I've been a bad, bad girl. Although I'm usually dedicated to my weekly acupuncture treatments, over the past few weeks life has gotten in the way. It has also gotten in the way of rest, the gym, and eating anything other than take-out sushi. As a result, I've been run-down and primed for any lurking bug to take advantage of the opportunity. So, I spent this past weekend moaning and groaning like a ninety-year-old, wincing in pain with every swallow. Generally, I don't take time off. Ever. If I'm sick, or tired, I'll just tough it out (although I admit that my version of "toughing it out" consists of showing up, doing my job, then going home to collapse and become a pathetic heap of whining misery). This week, however, I decided to baby myself. I actually took a day off from work, which is almost unheard of. I went back to my acupuncturist for a treatment. I then forced myself to lie in bed, ordered takeout, and stayed in all day without doing anything resembling work.
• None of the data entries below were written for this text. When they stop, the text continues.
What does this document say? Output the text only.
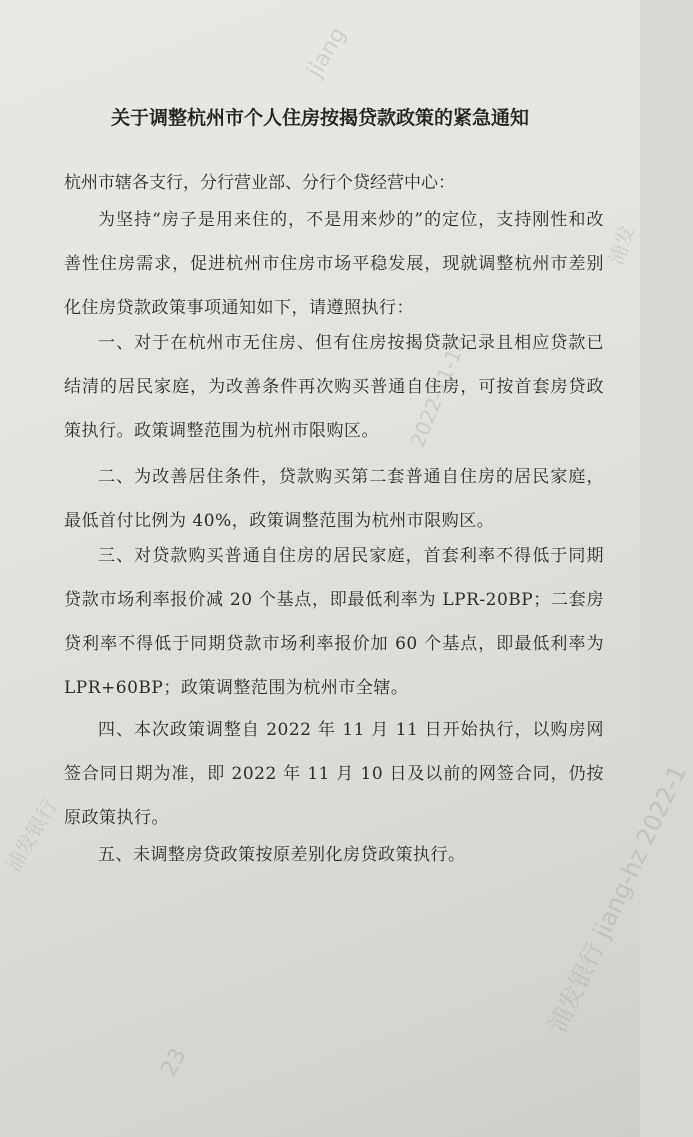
jiang
2022-11-10
浦发银行 jiang-hz 2022-1
浦发
23
浦发银行
关于调整杭州市个人住房按揭贷款政策的紧急通知
杭州市辖各支行，分行营业部、分行个贷经营中心：
为坚持“房子是用来住的，不是用来炒的”的定位，支持刚性和改善性住房需求，促进杭州市住房市场平稳发展，现就调整杭州市差别化住房贷款政策事项通知如下，请遵照执行：
一、对于在杭州市无住房、但有住房按揭贷款记录且相应贷款已结清的居民家庭，为改善条件再次购买普通自住房，可按首套房贷政策执行。政策调整范围为杭州市限购区。
二、为改善居住条件，贷款购买第二套普通自住房的居民家庭，最低首付比例为 40%，政策调整范围为杭州市限购区。
三、对贷款购买普通自住房的居民家庭，首套利率不得低于同期贷款市场利率报价减 20 个基点，即最低利率为 LPR-20BP；二套房贷利率不得低于同期贷款市场利率报价加 60 个基点，即最低利率为 LPR+60BP；政策调整范围为杭州市全辖。
四、本次政策调整自 2022 年 11 月 11 日开始执行，以购房网签合同日期为准，即 2022 年 11 月 10 日及以前的网签合同，仍按原政策执行。
五、未调整房贷政策按原差别化房贷政策执行。
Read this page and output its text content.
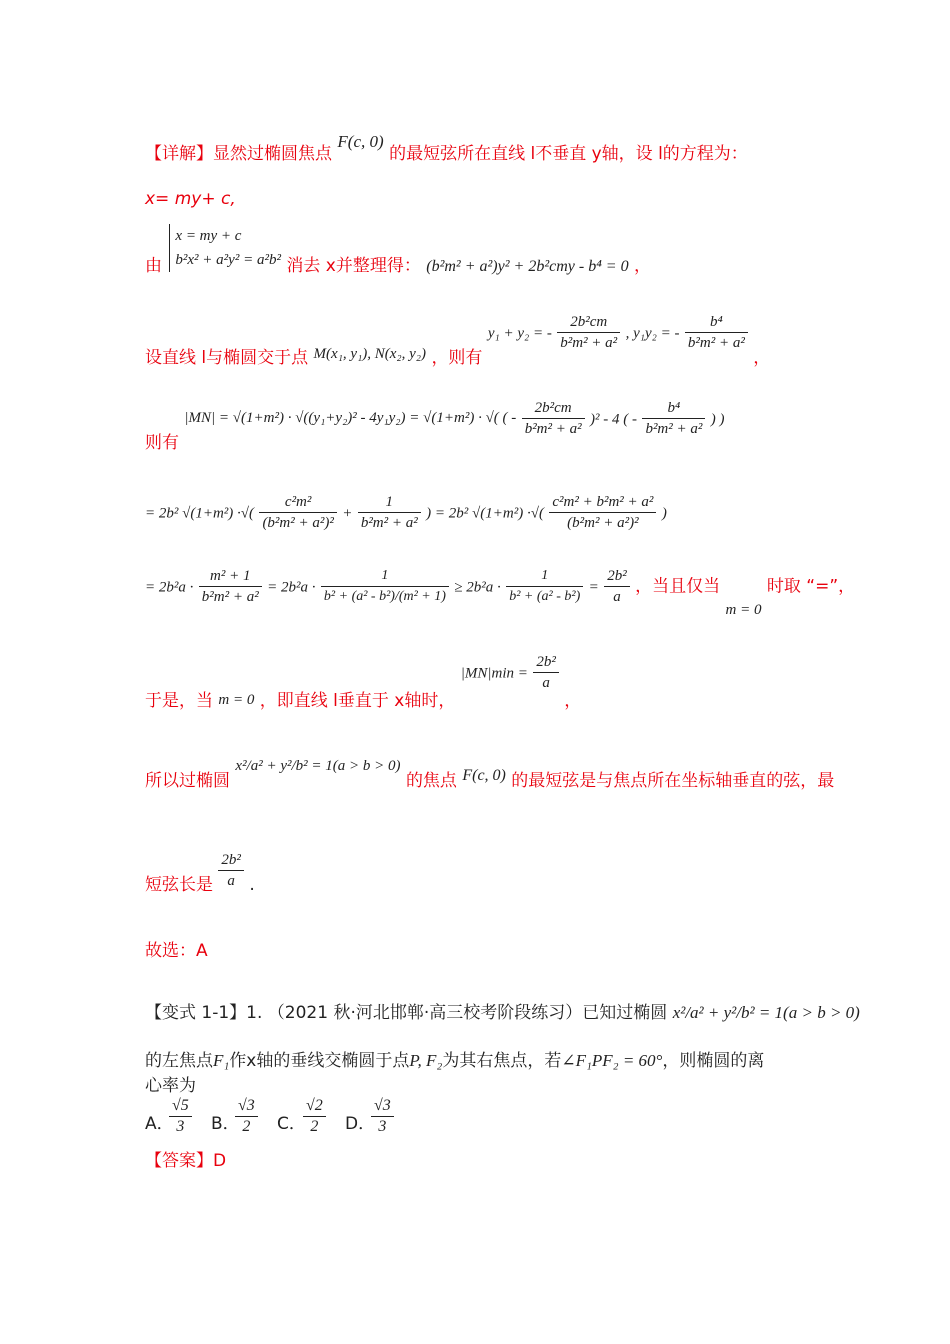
【详解】显然过椭圆焦点 F(c, 0) 的最短弦所在直线 l不垂直 y轴，设 l的方程为：
x= my+ c,
由
x = my + c
b²x² + a²y² = a²b² 消去 x并整理得： (b²m² + a²)y² + 2b²cmy - b⁴ = 0 ，
设直线 l与椭圆交于点 M(x₁, y₁), N(x₂, y₂) ，则有 y₁ + y₂ = - $\frac{\text{2b²cm}}{\text{b²m² + a²}}$ , y₁y₂ = - $\frac{\text{b⁴}}{\text{b²m² + a²}}$
，
则有 |MN| = √(1+m²) · √((y₁+y₂)² - 4y₁y₂) = √(1+m²) · √( ( - $\frac{\text{2b²cm}}{\text{b²m² + a²}} )^2 - 4$ ( - $\frac{\text{b⁴}}{\text{b²m² + a²}}$ ) )
= 2b² √(1+m²) ·√( $\frac{\text{c²m²}}{\text{(b²m² + a²)²}} + \frac{1}{\text{b²m² + a²}}$ ) = 2b² √(1+m²) ·√( $\frac{\text{c²m² + b²m² + a²}}{\text{(b²m² + a²)²}}$ )
= $2b^2a \cdot \frac{\text{m² + 1}}{\text{b²m² + a²}} = 2b^2a \cdot \frac{1}{\text{b² + (a² - b²)/(m² + 1)}} \ge 2b^2a \cdot \frac{1}{\text{b² + (a² - b²)}} = \frac{\text{2b²}}{a}$ ，当且仅当 m = 0 时取 “=”，
于是，当 m = 0 ，即直线 l垂直于 x轴时， $|MN|\min = \frac{\text{2b²}}{a}$
，
所以过椭圆 x²/a² + y²/b² = 1(a > b > 0) 的焦点 F(c, 0) 的最短弦是与焦点所在坐标轴垂直的弦，最
短弦长是 $\frac{\text{2b²}}{a}$ .
故选：A
【变式 1-1】1. （2021 秋·河北邯郸·高三校考阶段练习）已知过椭圆 x²/a² + y²/b² = 1(a > b > 0)
的左焦点F₁作x轴的垂线交椭圆于点P, F₂为其右焦点，若∠F₁PF₂ = 60°，则椭圆的离
心率为
A．
$\frac{√5}{3}$ B．
$\frac{√3}{2}$ C．
$\frac{√2}{2}$ D．
$\frac{√3}{3}$
【答案】D
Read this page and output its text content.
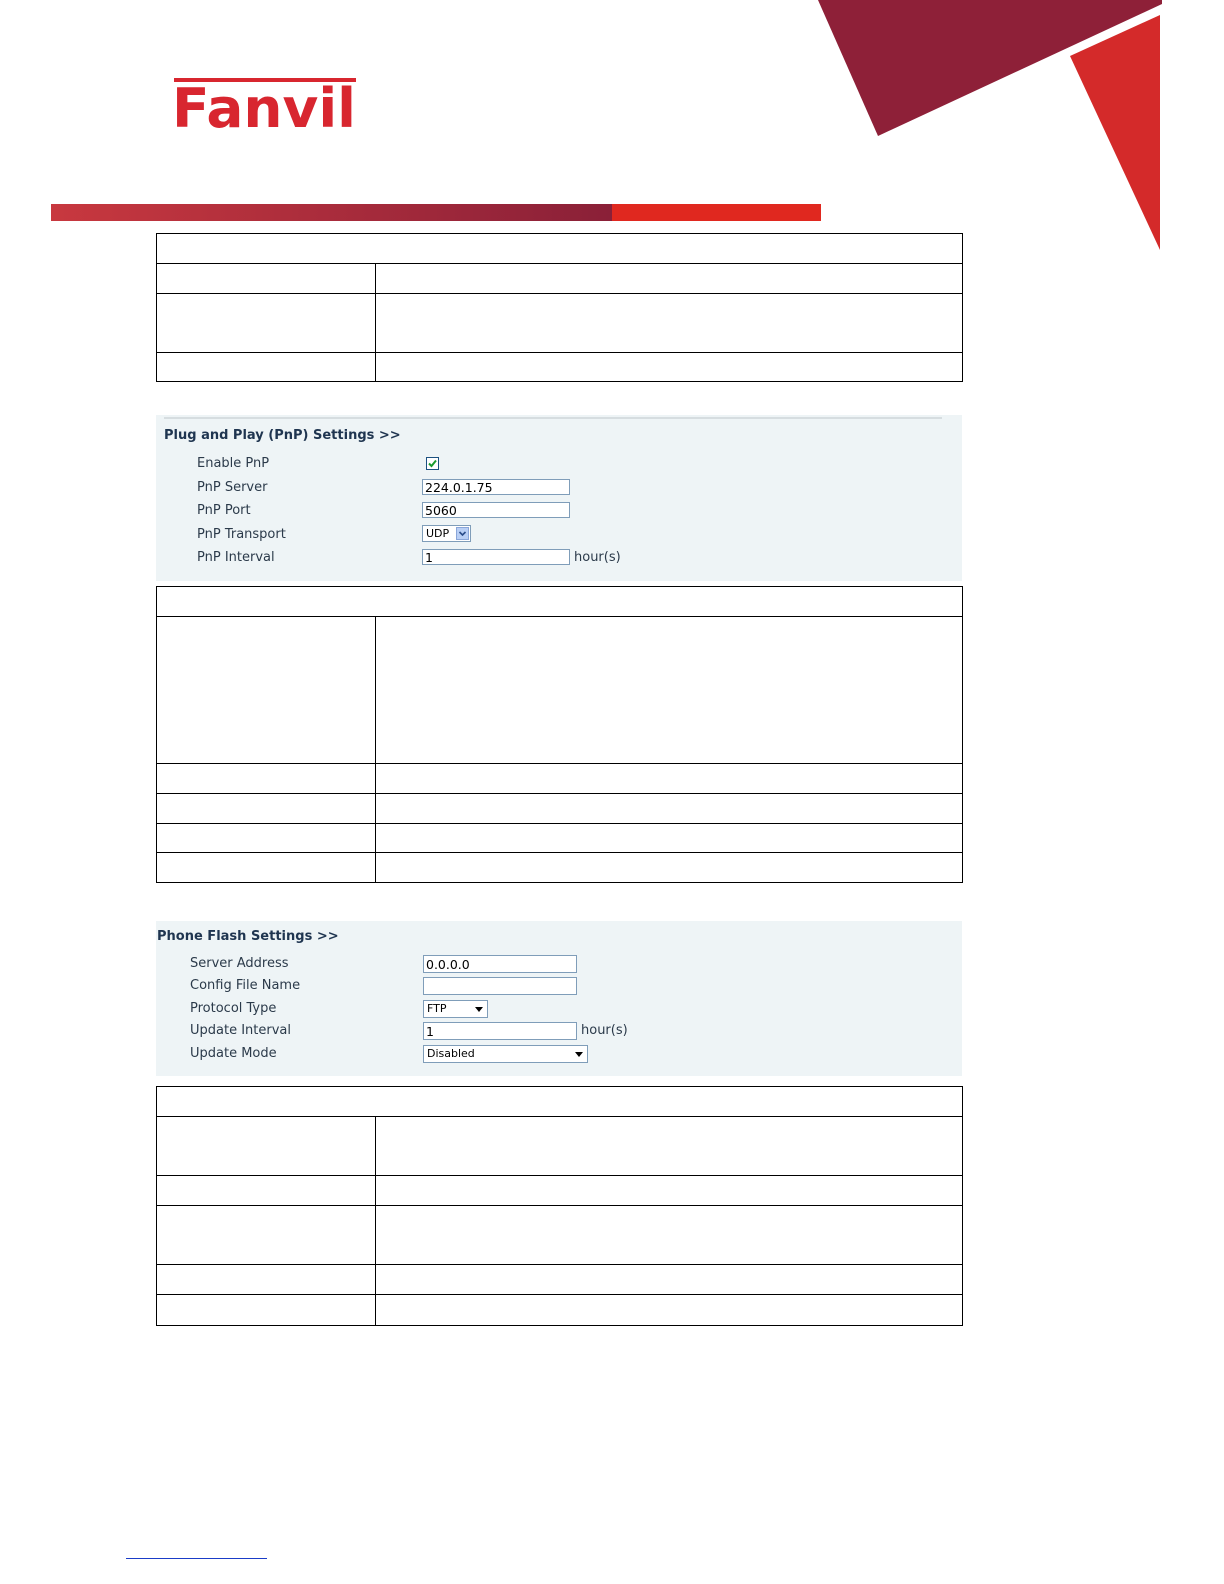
Fanvil
Plug and Play (PnP) Settings >>
Enable PnP
PnP Server	224.0.1.75
PnP Port	5060
PnP Transport	UDP
PnP Interval	1	hour(s)
Phone Flash Settings >>
Server Address	0.0.0.0
Config File Name
Protocol Type	FTP
Update Interval	1	hour(s)
Update Mode	Disabled
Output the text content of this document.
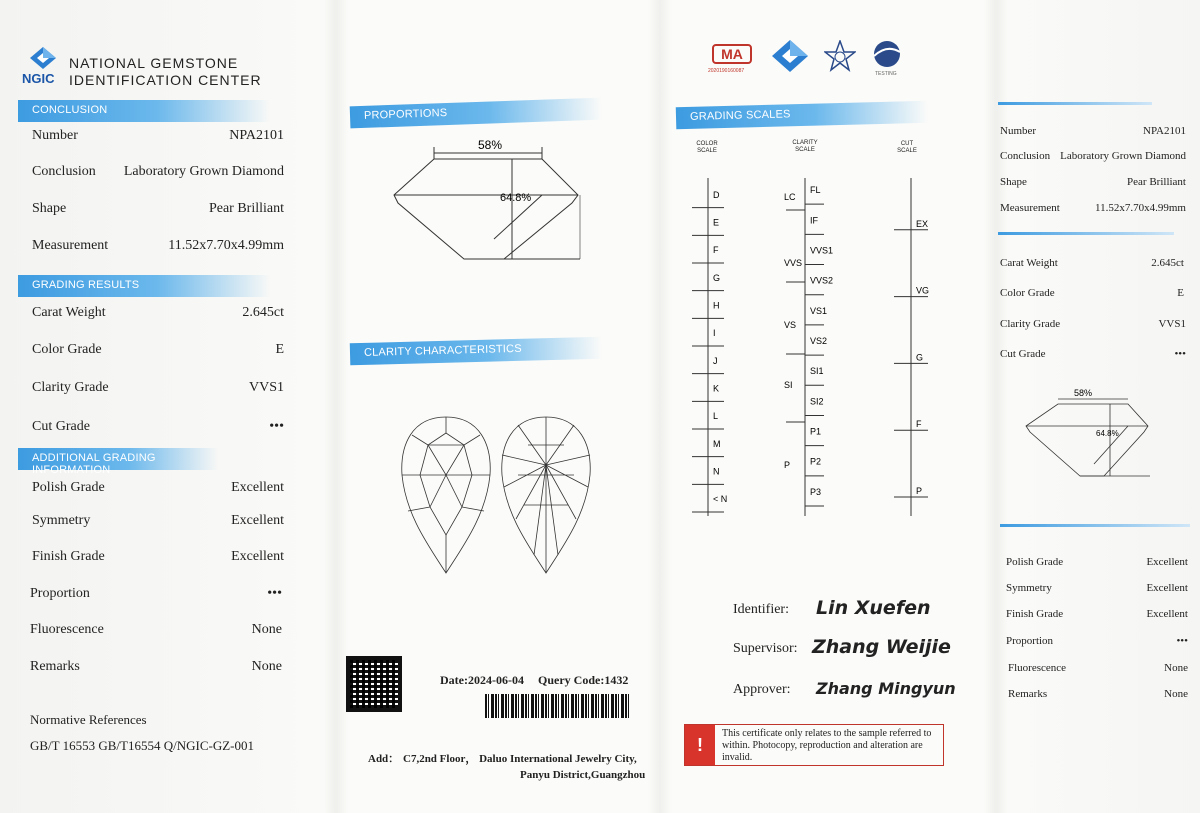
NGIC
NATIONAL GEMSTONE
IDENTIFICATION CENTER
CONCLUSION
Number	NPA2101
Conclusion Laboratory Grown Diamond
Shape	Pear Brilliant
Measurement	11.52x7.70x4.99mm
GRADING RESULTS
Carat Weight	2.645ct
Color Grade	E
Clarity Grade	VVS1
Cut Grade	•••
ADDITIONAL GRADING INFORMATION
Polish Grade	Excellent
Symmetry	Excellent
Finish Grade	Excellent
Proportion	•••
Fluorescence	None
Remarks	None
Normative References
GB/T 16553 GB/T16554 Q/NGIC-GZ-001
PROPORTIONS
58%
64.8%
CLARITY CHARACTERISTICS
Date:2024-06-04 Query Code:1432
Add： C7,2nd Floor， Daluo International Jewelry City,
Panyu District,Guangzhou
MA
2020190160087	TESTING
GRADING SCALES
COLOR SCALE
CLARITY SCALE
CUT SCALE
D
E
F
G
H
I
J
K
L
M
N
< N
FL
IF
VVS1
VVS2
VS1
VS2
SI1
SI2
P1
P2
P3
LC
VVS
VS
SI
P
EX
VG
G
F
P
Identifier: Lin Xuefen
Supervisor: Zhang Weijie
Approver: Zhang Mingyun
!
This certificate only relates to the sample referred to within. Photocopy, reproduction and alteration are invalid.
Number	NPA2101
Conclusion Laboratory Grown Diamond
Shape	Pear Brilliant
Measurement	11.52x7.70x4.99mm
Carat Weight	2.645ct
Color Grade	E
Clarity Grade	VVS1
Cut Grade	•••
58%
64.8%
Polish Grade	Excellent
Symmetry	Excellent
Finish Grade	Excellent
Proportion	•••
Fluorescence	None
Remarks	None
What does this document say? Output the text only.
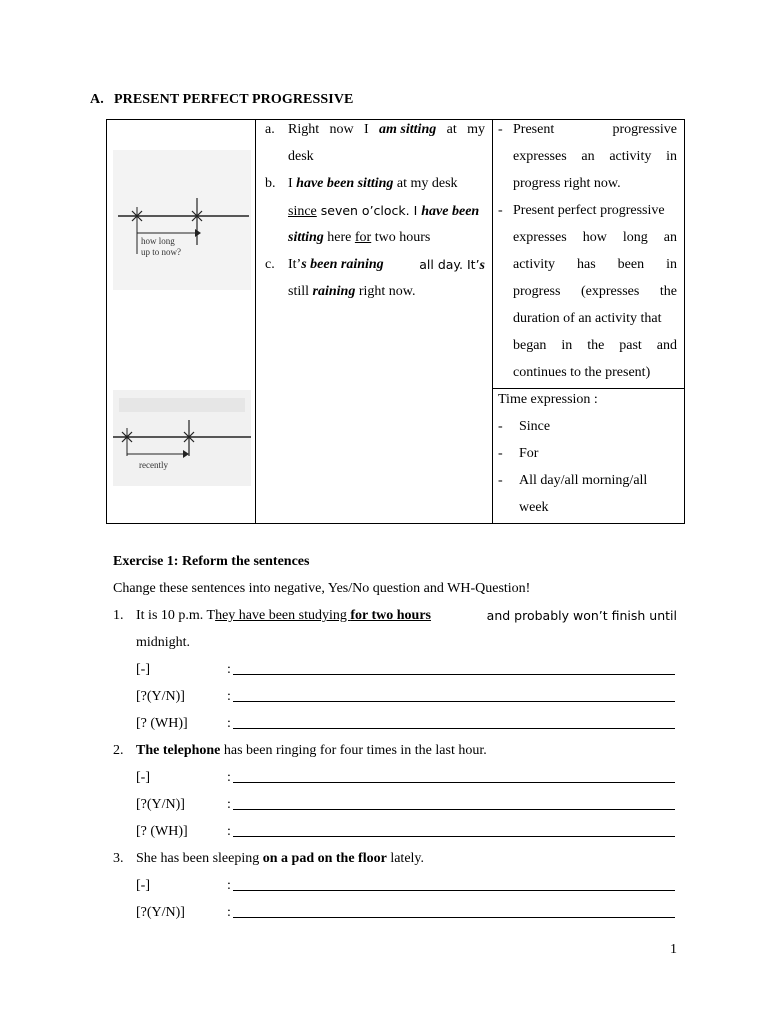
A. PRESENT PERFECT PROGRESSIVE
how long
up to now?
recently
a. Right now I am sitting at my
desk
b. I have been sitting at my desk
since seven o’clock. I have been
sitting here for two hours
c. It’s been raining	all day. It’s
still raining right now.
- Present	progressive
expresses an activity in
progress right now.
- Present perfect progressive
expresses how long an
activity has been in
progress (expresses the
duration of an activity that
began in the past and
continues to the present)
Time expression :
-	Since
-	For
-	All day/all morning/all
week
Exercise 1: Reform the sentences
Change these sentences into negative, Yes/No question and WH-Question!
1. It is 10 p.m. T hey have been studying for two hours	and probably won’t finish until
midnight.
[-]	:
[?(Y/N)]	:
[? (WH)]	:
2. The telephone has been ringing for four times in the last hour.
[-]	:
[?(Y/N)]	:
[? (WH)]	:
3. She has been sleeping on a pad on the floor lately.
[-]	:
[?(Y/N)]	:
1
On Monday morning, a miracle happened. I woke from my bed and headed to my coffeemaker...only to pause, puzzled. Something was different. What was it? Then it came to me: I didn't need to stretch to get out of bed! For the past few weeks, I needed to slowly work myself into getting out of bed, because I was too achy to just get moving. I was also so fatigued that I couldn't just wake up; I needed to lie around for a while, putting off the inevitable.
The first time that I noticed my morning achiness, I wrote it off to a particularly long night at work. After a while, I started to wonder if it was just age, catching up to me. And a while after that, well, I kind of forgot about it. It just became a part of my daily routine: wake up, lounge around in bed for a bit, too exhausted to start the day, then finally drag myself out and hobble around for a while until my bones and muscles settled into the day.
It wasn't until I didn't feel this way that I realized how crappy I had been feeling for a few weeks. While I was in that state, I stopped noticing. Once I felt better, I started to get kind of pissed at myself: why had I wasted the past few weeks feeling so decrepit when I could have prevented it with some self-care? Of all people, I should know better. I talk to my patients all the time about living on a level of existence that is below what it could be, and taking the steps to change that-and here I was, a stupid black pot calling all these kettles black.
So, today's blog is both an admission of guilt, and a lesson learned. Even I, a person who makes her living promoting self-care, has been guilty of putting myself last. Of pushing myself to keep going despite getting more and more drained. Sometimes we need reminders that it's okay to relax, to put off responsibilities, and to give ourselves time to heal.